Il aurait pourtant de quoi se réjouir, ce bon professeur (retraité),
du succès indiscutable (mais à quel prix ?) des mesures prises pour réduire la
vitesse sur nos routes. Encore insuffisant ; la solution ultime passe, selon
lui, par le bridage des véhicules. C’est l’objectif que s’est fixé l’ APIVIR. Avec
comme première étape, une limitation technique à 200 km/h, ce qui peut paraître
en effet suffisant en France, compte tenu de la limite maximale à 130 km/h fixée
sur nos autoroutes. Mais personne n’est dupe, l’objectif ultime à atteindre
devant se rapprocher le plus possible de zéro, par étapes successives, afin que
le dernier mort sur nos routes ne puisse que s’être suicidé de désespoir.

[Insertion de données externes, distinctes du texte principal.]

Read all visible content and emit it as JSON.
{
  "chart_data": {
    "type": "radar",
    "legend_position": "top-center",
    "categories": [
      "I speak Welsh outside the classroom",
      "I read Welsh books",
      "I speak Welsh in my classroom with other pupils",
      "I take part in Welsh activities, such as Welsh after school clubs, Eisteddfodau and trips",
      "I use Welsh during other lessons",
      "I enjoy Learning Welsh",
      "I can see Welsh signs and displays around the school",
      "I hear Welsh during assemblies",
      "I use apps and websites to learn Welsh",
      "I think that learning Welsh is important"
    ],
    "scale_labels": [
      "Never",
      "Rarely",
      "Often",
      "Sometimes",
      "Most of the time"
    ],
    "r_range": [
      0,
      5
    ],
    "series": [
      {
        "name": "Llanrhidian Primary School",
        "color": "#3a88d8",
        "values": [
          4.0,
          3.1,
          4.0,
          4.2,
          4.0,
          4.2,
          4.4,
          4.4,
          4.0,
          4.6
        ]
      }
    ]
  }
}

Et voici qu’entre en scène Monsieur Michel Parigot, membre
du bureau de l’APIVIR. Qui est Michel Parigot ? C’est le président du Comité anti-amiante
de Jussieu, professeur de mathématiques de profession. Il s’est rendu récemment
célèbre avec l’affaire du Clémenceau. Et le voici qui, encouragé par sa victoire,
réitère en introduisant un recours auprès du Conseil d’ Etat afin d’obliger l’Etat français à refuser l’homologation de véhicules capables de dépasser 200 km/h,
soit environ la moitié des véhicules distribués en France. Il sait bien,
cependant, que les homologations sont désormais effectuées au niveau européen, et
que seule une réglementation européenne pourrait éventuellement imposer ce type
de limitation. Mais en bon lobbyiste, son problème est avant tout d’occuper
l’avant-scène médiatique. France Info n’a pas manqué de se joindre à son
effort tout au long de la journée du 29 mars, en nous faisant haleter
d’impatience dans l’attente de la décision du Conseil d’Etat. Mais au-delà de
cet épisode, cette petite affaire a le mérite d’attirer notre attention sur les
comportements des professionnels de l’agitation.

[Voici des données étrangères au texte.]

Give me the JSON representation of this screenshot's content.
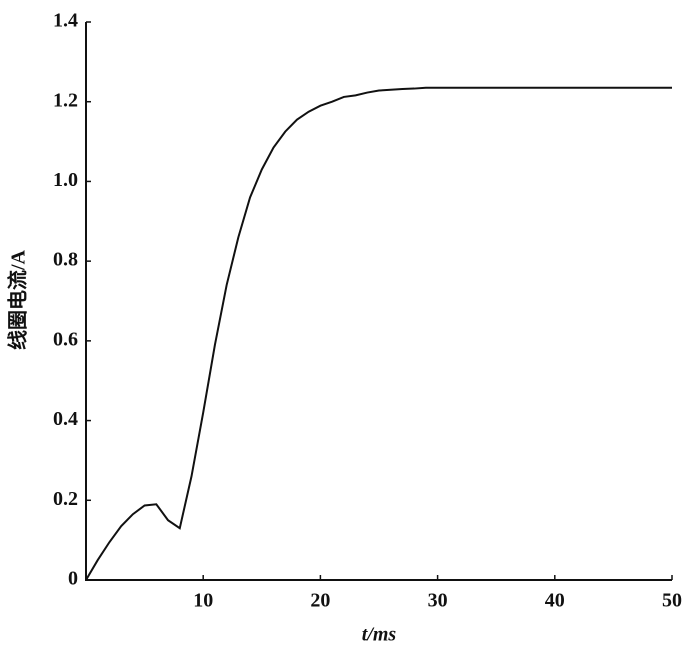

Car que vient faire Monsieur Parigot dans cette association,
sinon de la faire bénéficier de son expérience en matière d’agitprop
? Quelle est la représentativité réelle de ces groupes de pression qui prennent
par médias interposés la démocratie en otage, pour satisfaire leur goût de
l’oppression sécuritaire ? Qu’un chauffard se signale à l’attention des médias
et hop, les micros se tendent vers le professeur Got et MMe Jurgensen. Qui bien
entendu en profitent pour généraliser, et réclamer pour le plus grand nombre des
mesures régressives. Il faudra désormais compter aussi sur Monsieur Parigot. Automobilistes,
courbons l’échine...
Sur le fond, qu’en est-il vraiment ? L’ évolution
technologique a considérablement développé la puissance spécifique de nos véhicules,
afin d’en améliorer l’efficacité, en termes de consommation et d’émissions. Plus
de couple à bas régime, plus de reprises pour plus de sécurité active et de
dynamisme. La vitesse maximale limitée de manière volontaire (sauf les très
sportives) par les constructeurs à 250 km/h est une vitesse certes très élevée,
mais qui ne pose pas de problème insurmontable à un conducteur expérimenté sur
une autoroute déserte. C’est autorisé en Allemagne et interdit en France. Soit.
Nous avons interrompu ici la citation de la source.